Elle a souligné qu’au cours de la période considérée, 122 États ont comparu devant la Cour dans des affaires contentieuses ou des procédures consultatives – une indication de la confiance continue dans l’autorité de la CIJ.
« Le Guyana est fermement convaincu qu’il n’existe aucun différend entre États qui ne puisse être résolu par des moyens pacifiques. La Cour internationale de Justice, en tant que principal organe judiciaire des Nations Unies, continue d’apporter une contribution significative à cet égard. Le nombre croissant d’affaires et de demandes d’avis consultatifs soumis à la Cour sur des questions très diverses démontre la confiance que les États membres continuent d’avoir dans la Cour et leur choix délibéré d’un moyen pacifique de règlement des différends, conforme aux principes et objectifs fondamentaux de la Charte des Nations Unies », a déclaré l’Ambassadeur.
Alors que la plupart des États se conforment aux décisions de la Cour, Persaud a exprimé de sérieuses inquiétudes quant aux cas de non-respect. Elle a spécifiquement fait référence au mépris répété d’Israël à l’égard des mesures provisoires liées à Gaza et à l’avis consultatif de la CIJ sur les conséquences juridiques de sa présence dans le territoire palestinien occupé.

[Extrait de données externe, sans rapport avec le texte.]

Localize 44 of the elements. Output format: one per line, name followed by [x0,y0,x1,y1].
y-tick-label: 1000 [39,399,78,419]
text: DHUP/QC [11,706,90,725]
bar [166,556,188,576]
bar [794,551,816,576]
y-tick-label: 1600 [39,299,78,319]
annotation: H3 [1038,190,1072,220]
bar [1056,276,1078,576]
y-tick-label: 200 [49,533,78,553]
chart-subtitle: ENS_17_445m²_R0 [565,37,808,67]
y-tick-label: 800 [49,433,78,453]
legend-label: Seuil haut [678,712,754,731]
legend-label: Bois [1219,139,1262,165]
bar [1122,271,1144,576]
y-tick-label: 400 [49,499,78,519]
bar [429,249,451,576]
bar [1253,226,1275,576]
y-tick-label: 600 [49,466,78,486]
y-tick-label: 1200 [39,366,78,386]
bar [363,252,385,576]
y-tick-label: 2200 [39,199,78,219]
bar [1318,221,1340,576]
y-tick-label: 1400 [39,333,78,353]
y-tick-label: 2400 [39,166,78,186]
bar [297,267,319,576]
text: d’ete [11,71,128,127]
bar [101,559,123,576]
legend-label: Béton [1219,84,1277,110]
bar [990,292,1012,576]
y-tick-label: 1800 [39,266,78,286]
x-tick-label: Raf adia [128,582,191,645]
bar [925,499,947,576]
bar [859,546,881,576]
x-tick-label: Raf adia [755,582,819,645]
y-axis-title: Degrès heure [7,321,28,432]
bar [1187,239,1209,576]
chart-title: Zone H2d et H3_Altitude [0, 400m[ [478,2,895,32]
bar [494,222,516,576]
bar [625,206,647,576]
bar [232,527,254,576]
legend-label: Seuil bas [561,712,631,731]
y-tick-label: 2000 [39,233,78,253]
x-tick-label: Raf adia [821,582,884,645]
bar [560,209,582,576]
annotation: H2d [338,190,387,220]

« Ce mépris et ce manque de respect flagrants envers la Cour ne peuvent être tolérés », a-t-elle déclaré, exhortant le Conseil de sécurité à être plus énergique pour encourager le respect de la Charte, notamment en utilisant ses pouvoirs coercitifs en vertu des Articles 94 et 96 de la Charte des Nations Unies.
L’Ambassadeur Persaud s’est félicité des demandes croissantes d’avis consultatifs de l’Assemblée générale sur des questions mondiales complexes. Elle a souligné l’importance des récents avis de la Cour sur les responsabilités des États dans la lutte contre le changement climatique et sur les obligations d’Israël et d’autres acteurs dans le territoire palestinien occupé.
Face à cette charge de travail croissante, elle a fait écho à l’appel de la CIJ en faveur d’un plus grand soutien budgétaire et a célébré la participation croissante des candidats des pays en développement au programme de bourses judiciaires de la Cour, aidé par son fonds d’affectation spéciale.
« Alors que la Cour approche de son quatre-vingtième anniversaire, le Guyana reste guidé par les principes de la Charte des Nations Unies et par notre foi dans l’État de droit », a-t-elle déclaré.